Key Product Configurations

There are many more product definitions than those listed below, but the following four products are particularly important configurations to be familiar with:

Bringup

The bringup product is the most minimal viable target for development. Because it lacks most network capabilities, the bringup product cannot use the fx commands, such as fx serve and fx shell, that require network connectivity.

For more see Bringup Product Definition

Core

core is a minimal feature set that can install additional software (such as items added to the "universe" dependency set). It is the starting point for all higher-level product configurations.

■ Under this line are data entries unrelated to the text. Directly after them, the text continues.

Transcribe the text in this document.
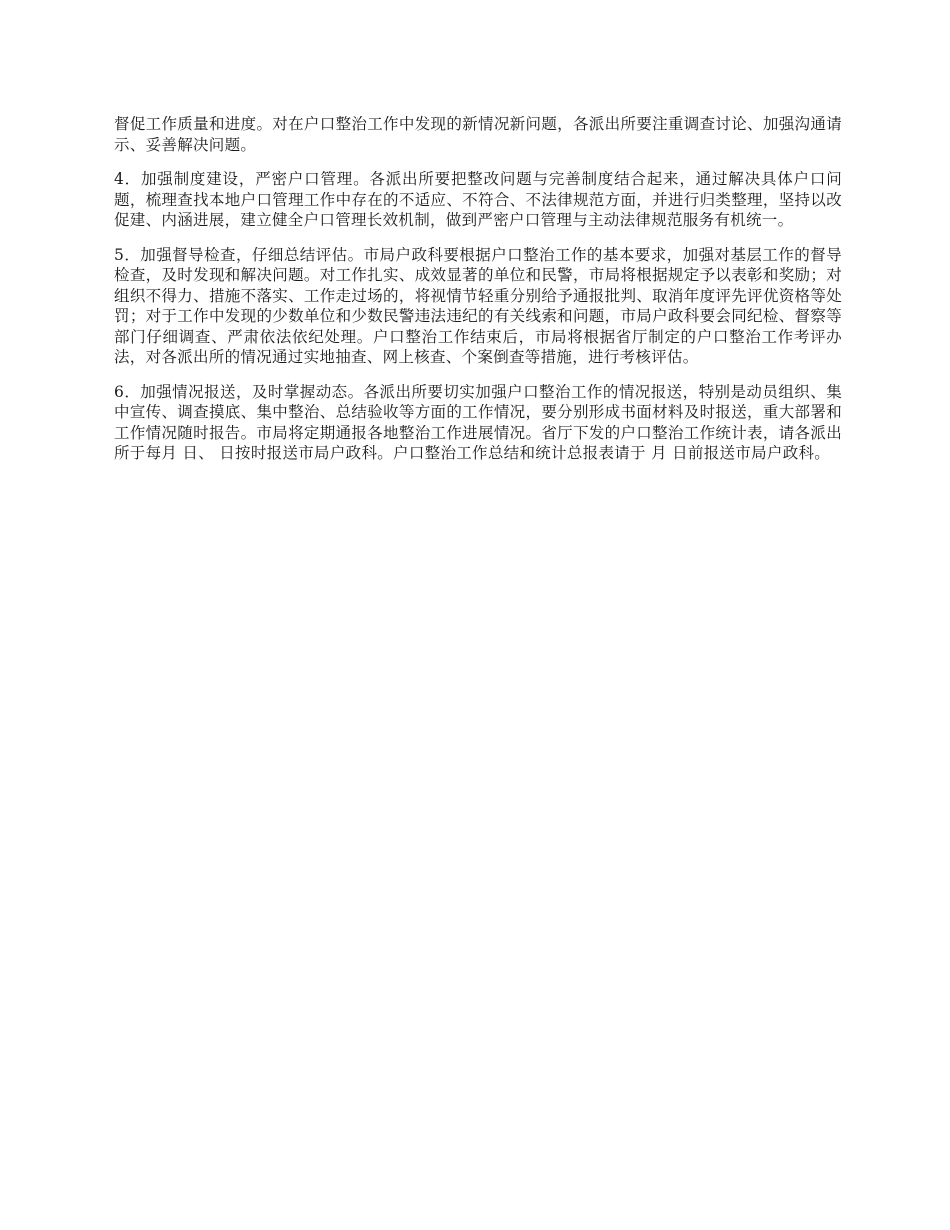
督促工作质量和进度。对在户口整治工作中发现的新情况新问题，各派出所要注重调查讨论、加强沟通请示、妥善解决问题。

4．加强制度建设，严密户口管理。各派出所要把整改问题与完善制度结合起来，通过解决具体户口问题，梳理查找本地户口管理工作中存在的不适应、不符合、不法律规范方面，并进行归类整理，坚持以改促建、内涵进展，建立健全户口管理长效机制，做到严密户口管理与主动法律规范服务有机统一。

5．加强督导检查，仔细总结评估。市局户政科要根据户口整治工作的基本要求，加强对基层工作的督导检查，及时发现和解决问题。对工作扎实、成效显著的单位和民警，市局将根据规定予以表彰和奖励；对组织不得力、措施不落实、工作走过场的，将视情节轻重分别给予通报批判、取消年度评先评优资格等处罚；对于工作中发现的少数单位和少数民警违法违纪的有关线索和问题，市局户政科要会同纪检、督察等部门仔细调查、严肃依法依纪处理。户口整治工作结束后，市局将根据省厅制定的户口整治工作考评办法，对各派出所的情况通过实地抽查、网上核查、个案倒查等措施，进行考核评估。

6．加强情况报送，及时掌握动态。各派出所要切实加强户口整治工作的情况报送，特别是动员组织、集中宣传、调查摸底、集中整治、总结验收等方面的工作情况，要分别形成书面材料及时报送，重大部署和工作情况随时报告。市局将定期通报各地整治工作进展情况。省厅下发的户口整治工作统计表，请各派出所于每月 日、 日按时报送市局户政科。户口整治工作总结和统计总报表请于 月 日前报送市局户政科。
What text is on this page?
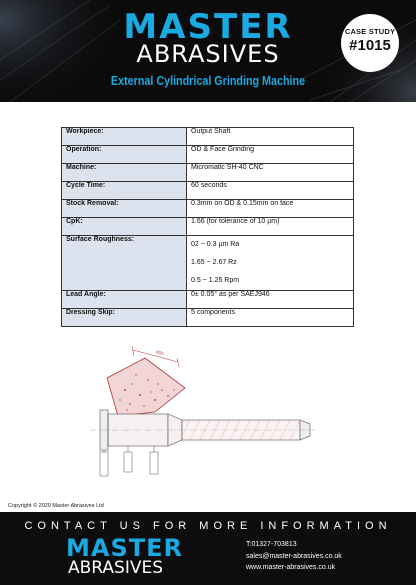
MASTER
ABRASIVES
External Cylindrical Grinding Machine
CASE STUDY
#1015
Workpiece:	Output Shaft
Operation:	OD & Face Grinding
Machine:	Micromatic SH-40 CNC
Cycle Time:	60 seconds
Stock Removal:	0.3mm on OD & 0.15mm on face
CpK:	1.66 (for tolerance of 10 µm)
Surface Roughness:	02 ~ 0.3 µm Ra
1.65 ~ 2.67 Rz
0.5 ~ 1.25 Rpm

Lead Angle:	0± 0.05° as per SAEJ946
Dressing Skip:	5 components
Ø50
Copyright © 2020 Master Abrasives Ltd
CONTACT US FOR MORE INFORMATION
MASTER
ABRASIVES
T:01327-703813
sales@master-abrasives.co.uk
www.master-abrasives.co.uk
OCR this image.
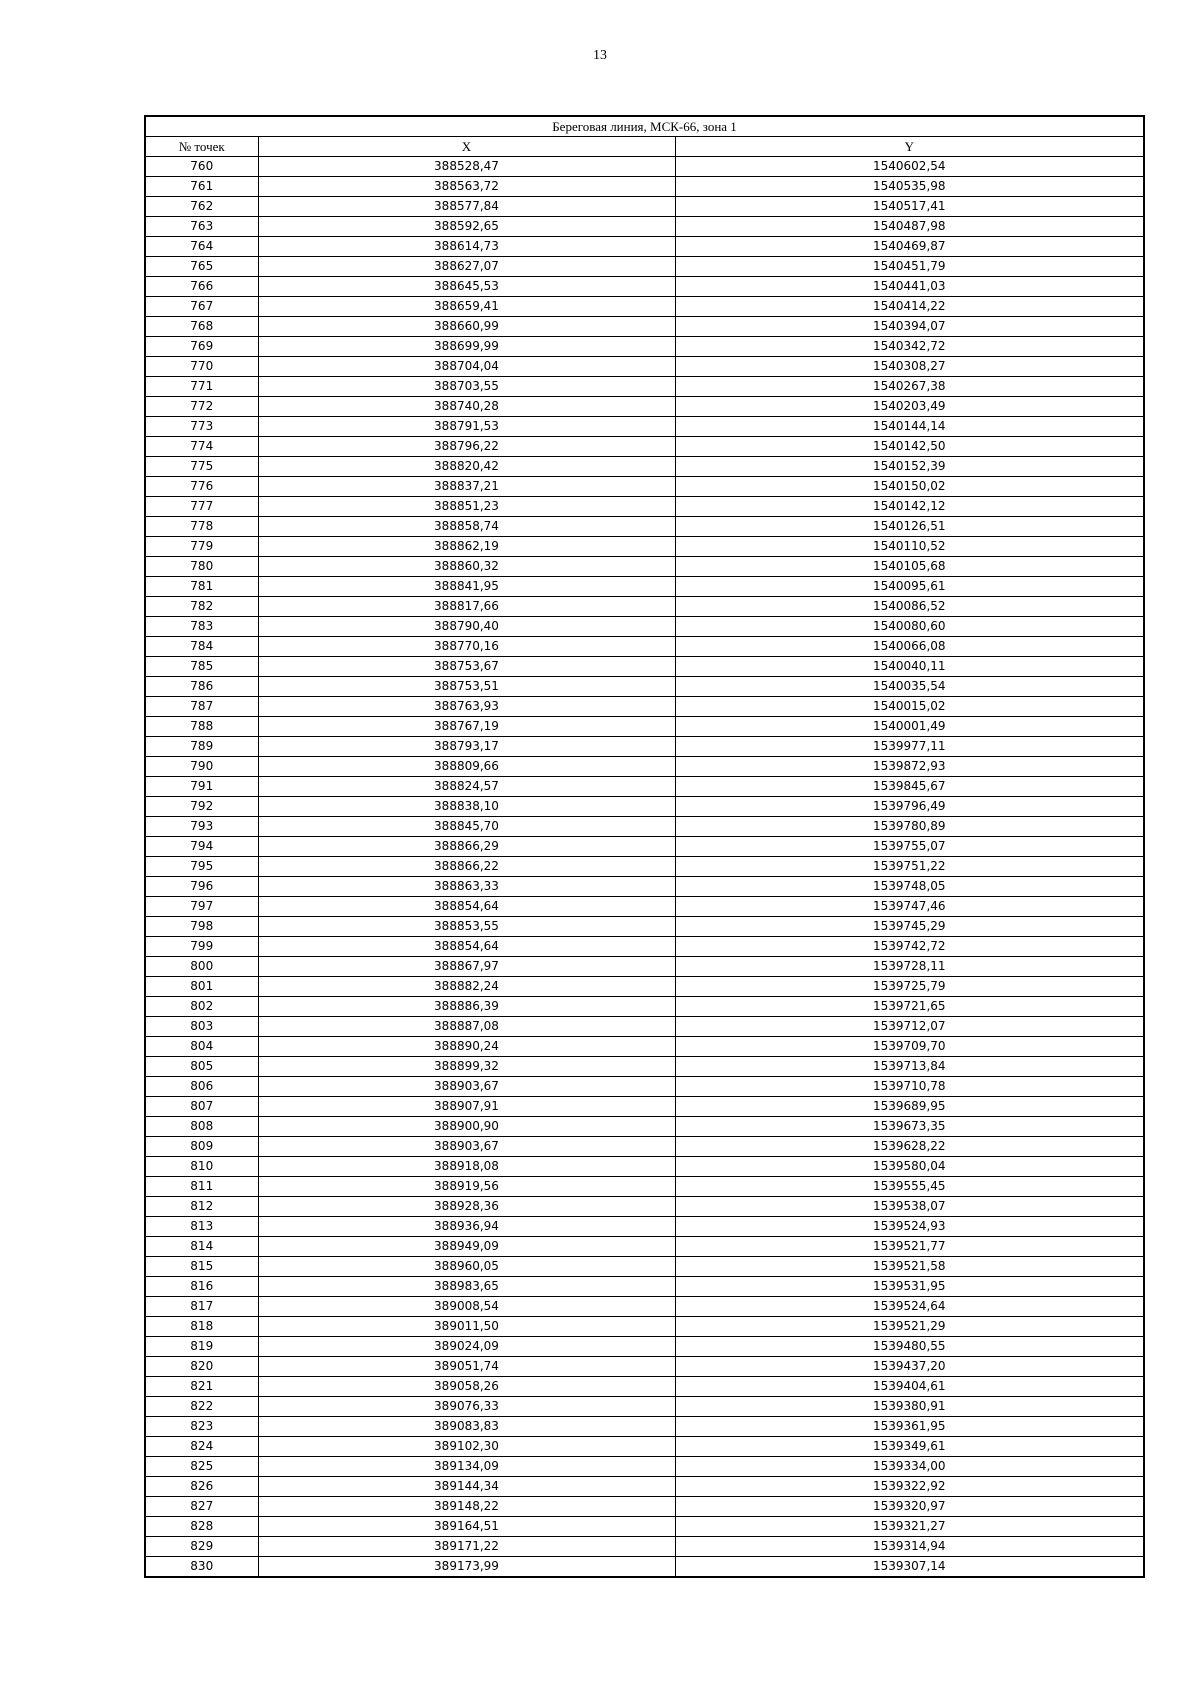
13
Береговая линия, МСК-66, зона 1		
№ точек	X	Y
760	388528,47	1540602,54
761	388563,72	1540535,98
762	388577,84	1540517,41
763	388592,65	1540487,98
764	388614,73	1540469,87
765	388627,07	1540451,79
766	388645,53	1540441,03
767	388659,41	1540414,22
768	388660,99	1540394,07
769	388699,99	1540342,72
770	388704,04	1540308,27
771	388703,55	1540267,38
772	388740,28	1540203,49
773	388791,53	1540144,14
774	388796,22	1540142,50
775	388820,42	1540152,39
776	388837,21	1540150,02
777	388851,23	1540142,12
778	388858,74	1540126,51
779	388862,19	1540110,52
780	388860,32	1540105,68
781	388841,95	1540095,61
782	388817,66	1540086,52
783	388790,40	1540080,60
784	388770,16	1540066,08
785	388753,67	1540040,11
786	388753,51	1540035,54
787	388763,93	1540015,02
788	388767,19	1540001,49
789	388793,17	1539977,11
790	388809,66	1539872,93
791	388824,57	1539845,67
792	388838,10	1539796,49
793	388845,70	1539780,89
794	388866,29	1539755,07
795	388866,22	1539751,22
796	388863,33	1539748,05
797	388854,64	1539747,46
798	388853,55	1539745,29
799	388854,64	1539742,72
800	388867,97	1539728,11
801	388882,24	1539725,79
802	388886,39	1539721,65
803	388887,08	1539712,07
804	388890,24	1539709,70
805	388899,32	1539713,84
806	388903,67	1539710,78
807	388907,91	1539689,95
808	388900,90	1539673,35
809	388903,67	1539628,22
810	388918,08	1539580,04
811	388919,56	1539555,45
812	388928,36	1539538,07
813	388936,94	1539524,93
814	388949,09	1539521,77
815	388960,05	1539521,58
816	388983,65	1539531,95
817	389008,54	1539524,64
818	389011,50	1539521,29
819	389024,09	1539480,55
820	389051,74	1539437,20
821	389058,26	1539404,61
822	389076,33	1539380,91
823	389083,83	1539361,95
824	389102,30	1539349,61
825	389134,09	1539334,00
826	389144,34	1539322,92
827	389148,22	1539320,97
828	389164,51	1539321,27
829	389171,22	1539314,94
830	389173,99	1539307,14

It has common network capabilities and can update a system over-the-air.

Minimal

As described in RFC-0220, Minimal is intended to be "the smallest thing which can be called Fuchsia." Definitionally, this is a system which can:

  • Boot into userspace.
  • Run Component Manager and components.
  • Update itself using Fuchsia's over-the-air update system. (This implies that storage and networking are working, with drivers provided by the board.)

Workbench

Workbench is a product configuration for local development, running larger tests which cannot or should not be packaged hermetically, and exercising larger parts of the Fuchsia platform than minimal supports. It is intended to be like a literal workbench in that it supports development tools and allows a developer to poke at the system and make changes. It is not intended to be a product that ships to users, or be a basis for those products.